In his column this week, the editor-in-chief of the New Jersey Jewish News, Andrew Silow-Carroll, reflects on his decision to run an article about Dinnersmith, a new community kitchen in Maplewood, N.J., that “isn’t kosher” but accommodates those who “keep a lenient form of kashrut.”
How does a Jewish newspaper write about an establishment that is clearly nonkosher but goes out of its way to cater to a crowd that keeps a personal form of kashrut out of the home? More to the point, how does it write about it without really ticking off rabbinic authorities who demand that clear lines be drawn between what is certified kosher (that is, carries a hechsher from the local rabbinical council or national agency) and what isn’t?
Lets return to the Dinnersmith dilemma. Plenty of Jews go to nonkosher restaurants but observe what some call “kosher lite” — ranging from no pork or shellfish, to no meat or fowl, to eating cold foods only. Many of them keep kosher homes. (They’re the ones who never ask for doggie bags.)
By the Orthodox rabbis and many Conservative rabbis (but not all, as we’ll see) kosher lite is like being a little bit pregnant — or not pregnant, if you want to be technical, and if you care at all about kashrut, of course you do.
Silow-Carroll asserts that the deeper debate is between “Authority and Autonomy, the milk and meat of modernity.”
For many people, limiting the menu outside the home is a personal and, in some cases, a profound statement of Jewish identity, whether or not the restaurant carries a rabbinical certificate. When I started becoming observant in my 20s, one of the first things I began observing was kashrut, under the thesis that no matter what else I did or didn’t do Jewishly, I’d be making Jewish choices every time I put something in my mouth. I’ll eat in a nonkosher restaurant, but every time I pick and choose I remind myself and my tablemates that I belong to a people apart.

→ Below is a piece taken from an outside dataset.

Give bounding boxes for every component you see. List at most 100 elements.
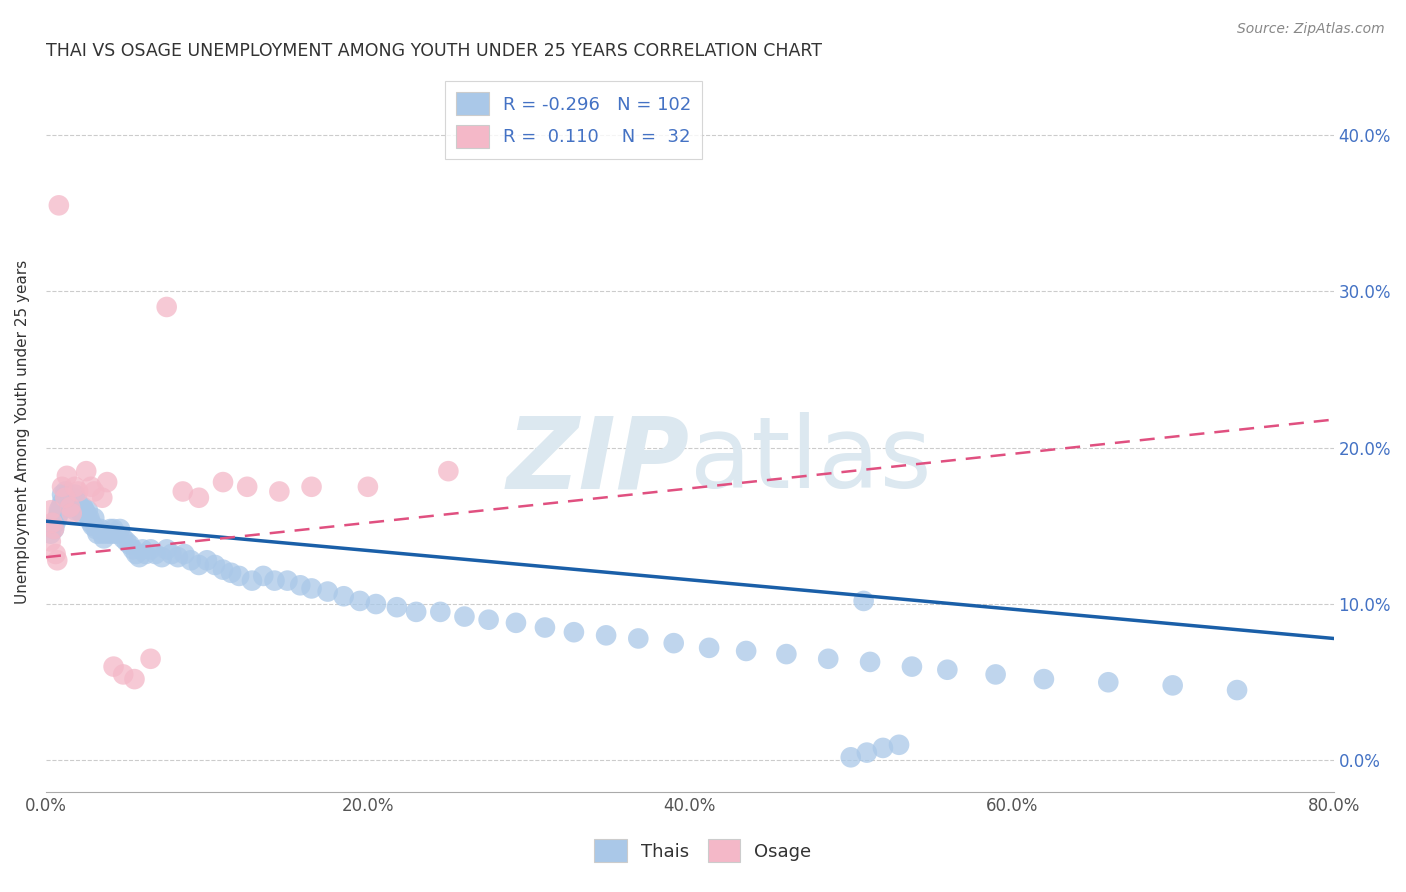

In the end, the N.J. Jewish News editor writes, the newspaper published the Dinnersmith article but left it to readers to make their own informed choices.
For the uninitiated, “the owners cover the counters in plastic” sounds like mere fastidiousness. For others, it’s code for “we’ll do all we can to keep your meal from touching another’s treif.”
We’ll also leave it to readers to debate whether it is better to help people do a mitzva as they define it, or only as the rabbis define it.